Wednesday, June 04, 2014

Visual analysis of GBIF data

Tim Roberston and the ream at GBIF are working on some nice visualisations of GBIF data, and have made an early release available for viewing: http://analytics.gbif-uat.org. For a given country, say, the Solomon Islands, you can see numerous plots, mostly like this:

Gbif

Ever the critic, as much as I like this (and appreciate the scale of the task underlying doing analytics on data at the scale of GBIF), what I would really like to see is something that more closely resembles Google Analytics. I want graphs that I can use to get some insight into the data, and which lead me to ask questions (and provide easy for me to discover the answers).

So, I put together a crude, live demo of the sort of thing I'd like to see. You can see it at http://bionames.org/~rpage/gbif-stats (can't promise that this link will be long-lived), and below is a screen shot:
Stats
What I've done is fetch all the occurrence records for the Solomon Islands from GBIF (using the API), dumped that into CouchDB, and generated some simple queries. I display the results using Google Charts. There are some similarities with the tools developed by Javier Otegui, Arturo Ariño, and colleagues.

Otegui, J., Ariño, A. H., Encinas, M. A., & Pando, F. (2013, January 25). Assessing the Primary Data Hosted by the Spanish Node of the Global Biodiversity Information Facility (GBIF). (G. P. S. Raghava, Ed.)PLoS ONE. Public Library of Science (PLoS). doi:10.1371/journal.pone.0055144
Otegui, J., & Arino, A. H. (2012, August 15). BIDDSAT: visualizing the content of biodiversity data publishers in the Global Biodiversity Information Facility network. Bioinformatics. Oxford University Press (OUP). doi:10.1093/bioinformatics/bts359


For fun I've also added a map of the GBIF occurrences (also served from CouchDB).

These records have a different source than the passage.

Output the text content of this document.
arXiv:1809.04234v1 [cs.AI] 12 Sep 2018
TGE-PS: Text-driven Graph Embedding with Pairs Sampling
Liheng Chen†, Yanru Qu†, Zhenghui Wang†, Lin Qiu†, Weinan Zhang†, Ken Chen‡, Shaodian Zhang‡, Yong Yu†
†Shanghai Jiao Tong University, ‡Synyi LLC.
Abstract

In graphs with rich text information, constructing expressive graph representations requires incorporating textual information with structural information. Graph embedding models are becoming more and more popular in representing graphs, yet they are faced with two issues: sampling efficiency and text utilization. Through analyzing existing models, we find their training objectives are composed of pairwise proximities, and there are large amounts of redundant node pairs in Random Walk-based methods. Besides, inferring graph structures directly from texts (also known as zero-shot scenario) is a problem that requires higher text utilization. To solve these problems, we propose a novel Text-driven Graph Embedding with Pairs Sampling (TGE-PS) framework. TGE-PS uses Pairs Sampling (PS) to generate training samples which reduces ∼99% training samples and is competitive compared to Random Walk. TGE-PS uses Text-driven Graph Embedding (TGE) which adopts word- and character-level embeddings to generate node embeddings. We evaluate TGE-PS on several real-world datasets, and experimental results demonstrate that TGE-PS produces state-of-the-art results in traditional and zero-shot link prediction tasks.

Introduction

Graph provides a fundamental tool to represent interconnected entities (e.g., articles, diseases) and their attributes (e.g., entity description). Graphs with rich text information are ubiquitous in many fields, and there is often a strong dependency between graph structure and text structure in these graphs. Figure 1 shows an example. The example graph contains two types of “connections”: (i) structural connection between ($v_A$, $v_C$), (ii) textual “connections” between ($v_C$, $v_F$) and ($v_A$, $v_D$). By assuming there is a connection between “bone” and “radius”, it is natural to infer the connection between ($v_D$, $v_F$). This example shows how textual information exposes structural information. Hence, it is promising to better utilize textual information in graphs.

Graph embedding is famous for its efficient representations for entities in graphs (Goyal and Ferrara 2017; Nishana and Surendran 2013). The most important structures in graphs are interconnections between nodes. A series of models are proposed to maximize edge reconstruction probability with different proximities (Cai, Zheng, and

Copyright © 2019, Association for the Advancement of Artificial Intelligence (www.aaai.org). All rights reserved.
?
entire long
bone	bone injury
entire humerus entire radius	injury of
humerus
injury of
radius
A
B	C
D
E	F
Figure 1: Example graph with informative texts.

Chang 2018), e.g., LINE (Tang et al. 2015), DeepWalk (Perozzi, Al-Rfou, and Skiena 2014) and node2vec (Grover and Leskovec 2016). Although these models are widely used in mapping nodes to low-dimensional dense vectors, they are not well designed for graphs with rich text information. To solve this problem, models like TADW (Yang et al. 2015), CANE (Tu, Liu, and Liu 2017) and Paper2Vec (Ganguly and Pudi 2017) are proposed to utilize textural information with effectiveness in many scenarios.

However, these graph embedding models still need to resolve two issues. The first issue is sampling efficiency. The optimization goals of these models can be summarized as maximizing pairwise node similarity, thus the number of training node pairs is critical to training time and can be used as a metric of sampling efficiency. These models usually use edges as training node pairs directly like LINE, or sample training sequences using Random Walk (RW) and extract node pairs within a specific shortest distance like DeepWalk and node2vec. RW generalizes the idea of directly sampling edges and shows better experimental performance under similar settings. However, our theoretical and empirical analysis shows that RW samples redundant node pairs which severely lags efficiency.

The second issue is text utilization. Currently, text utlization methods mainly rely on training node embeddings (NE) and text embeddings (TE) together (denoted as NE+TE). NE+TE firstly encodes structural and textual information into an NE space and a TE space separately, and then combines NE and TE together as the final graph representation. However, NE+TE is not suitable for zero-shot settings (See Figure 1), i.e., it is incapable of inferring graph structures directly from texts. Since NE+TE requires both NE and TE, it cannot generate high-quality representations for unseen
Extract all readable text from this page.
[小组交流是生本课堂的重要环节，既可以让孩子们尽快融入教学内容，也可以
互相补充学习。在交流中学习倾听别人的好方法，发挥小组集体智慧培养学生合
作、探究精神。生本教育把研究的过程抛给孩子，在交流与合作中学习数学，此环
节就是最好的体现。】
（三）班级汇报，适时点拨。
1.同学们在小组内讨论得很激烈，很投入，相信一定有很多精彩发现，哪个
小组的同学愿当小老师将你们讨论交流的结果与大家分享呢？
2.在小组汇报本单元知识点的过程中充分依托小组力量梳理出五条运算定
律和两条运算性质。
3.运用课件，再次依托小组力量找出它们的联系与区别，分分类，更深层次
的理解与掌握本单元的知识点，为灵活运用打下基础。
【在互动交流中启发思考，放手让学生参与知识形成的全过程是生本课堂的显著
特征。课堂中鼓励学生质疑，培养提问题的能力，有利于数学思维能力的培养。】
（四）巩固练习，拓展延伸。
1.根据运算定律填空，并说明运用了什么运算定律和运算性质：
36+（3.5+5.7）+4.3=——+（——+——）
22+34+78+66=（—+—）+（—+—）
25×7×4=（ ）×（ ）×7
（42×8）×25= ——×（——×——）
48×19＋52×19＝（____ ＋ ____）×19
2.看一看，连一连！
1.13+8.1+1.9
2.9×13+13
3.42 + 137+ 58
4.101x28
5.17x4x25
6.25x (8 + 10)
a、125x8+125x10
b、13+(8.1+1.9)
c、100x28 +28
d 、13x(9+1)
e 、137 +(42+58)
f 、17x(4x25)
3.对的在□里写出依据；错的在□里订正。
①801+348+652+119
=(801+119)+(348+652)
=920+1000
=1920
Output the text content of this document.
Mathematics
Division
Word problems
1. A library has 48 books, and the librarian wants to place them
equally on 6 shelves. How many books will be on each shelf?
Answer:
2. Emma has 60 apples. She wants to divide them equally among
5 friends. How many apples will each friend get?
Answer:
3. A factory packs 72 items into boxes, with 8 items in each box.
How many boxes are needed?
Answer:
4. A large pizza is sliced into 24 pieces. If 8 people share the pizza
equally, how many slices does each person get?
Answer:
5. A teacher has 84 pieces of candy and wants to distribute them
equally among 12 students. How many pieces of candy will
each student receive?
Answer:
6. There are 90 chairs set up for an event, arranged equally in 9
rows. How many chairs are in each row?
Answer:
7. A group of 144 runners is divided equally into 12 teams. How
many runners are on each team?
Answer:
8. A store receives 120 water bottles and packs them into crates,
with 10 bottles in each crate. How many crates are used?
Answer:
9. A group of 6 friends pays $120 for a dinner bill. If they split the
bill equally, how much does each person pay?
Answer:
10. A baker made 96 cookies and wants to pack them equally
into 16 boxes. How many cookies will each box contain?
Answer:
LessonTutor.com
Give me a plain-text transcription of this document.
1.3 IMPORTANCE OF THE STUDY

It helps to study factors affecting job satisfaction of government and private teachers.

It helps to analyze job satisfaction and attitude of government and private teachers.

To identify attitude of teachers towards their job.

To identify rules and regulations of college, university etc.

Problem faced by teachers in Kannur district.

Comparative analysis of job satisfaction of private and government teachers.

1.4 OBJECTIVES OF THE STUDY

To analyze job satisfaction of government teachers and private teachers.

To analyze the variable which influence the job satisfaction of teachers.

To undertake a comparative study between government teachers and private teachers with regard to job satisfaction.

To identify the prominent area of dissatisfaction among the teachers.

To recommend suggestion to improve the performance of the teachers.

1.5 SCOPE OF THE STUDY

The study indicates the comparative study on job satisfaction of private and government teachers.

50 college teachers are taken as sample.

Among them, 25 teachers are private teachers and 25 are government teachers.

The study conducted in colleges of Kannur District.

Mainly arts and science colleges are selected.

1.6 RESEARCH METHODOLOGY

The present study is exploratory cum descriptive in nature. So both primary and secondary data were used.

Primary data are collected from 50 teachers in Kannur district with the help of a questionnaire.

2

Here's quick guide to some of the charts. Below you can see (left) a plot of species accumulation over time, that is the total number of species that have been collected up to that time. If we had collected all the species we'd expect this to asymptote (flatten out). If it keeps going up, then we still need to do some sampling. On the right is the number of occurrences recorded for each year. You can see that collecting is highly episodic.

Stats2

To get a little more information on this, I've generated a crude chart where the rows are institutions (e.g., museums and herbaria) that have specimens, and the number of occurrences collected each decade are represented by the shaded boxes (the rightmost box is the current decade) (if you hover over a bar you will see a popup with the decade). To the right is the total number of occurrences.

Chart
From this we can see that there have been some major collections at various times (e.g., Kew in the 1960's, the Australian Museum in the 1970's to 1990's). Strangely, the MCZ has lots of specimens from the 1700's, I suspect we have a data quality issue here. There are certainly some issues with dates in this data set, with about a quarter of occurrences with no date:

Date

Note that the data for the Solomon Islands, comes from all around the world, mostly from the US. There is a big spike in the date of collection curve in 1944, suggesting a lot of material may be the result of collecting by US servicemen in WW2.

Map

I use a treemap to display the taxonomic distribution of the records, and a donut chart to summarise the taxonomic level to which the occurrences are identified:

Taxa
The treemap is dominated by vertebrates, which I suspect is a poor reflection of the actual taxonomic composition of the Solomon Islands biota. Over 3/4 of the occurrences are identified to species level, which is encouraging, but there's clearly a lot of material that needs some taxonomic work.

Where next


This has been made in a rush, and there is a lot which could be done. For example, some of the charts would be more useful if you could drill down and explore further. This could be done via the GBIF API or portal (for example, by constructing a URL that shows the portal results for the Solomon Islands for a given year of collection).

There are, of course, issues of scalability. I've made this for the 83,364 occurrences currently in the GBIF portal for the Solomon Islands. There would need to be some thought given to how this could be scaled to larger data sets. But I think this is worth pursuing so that we can get further insights into the remarkable database that GBIF is building.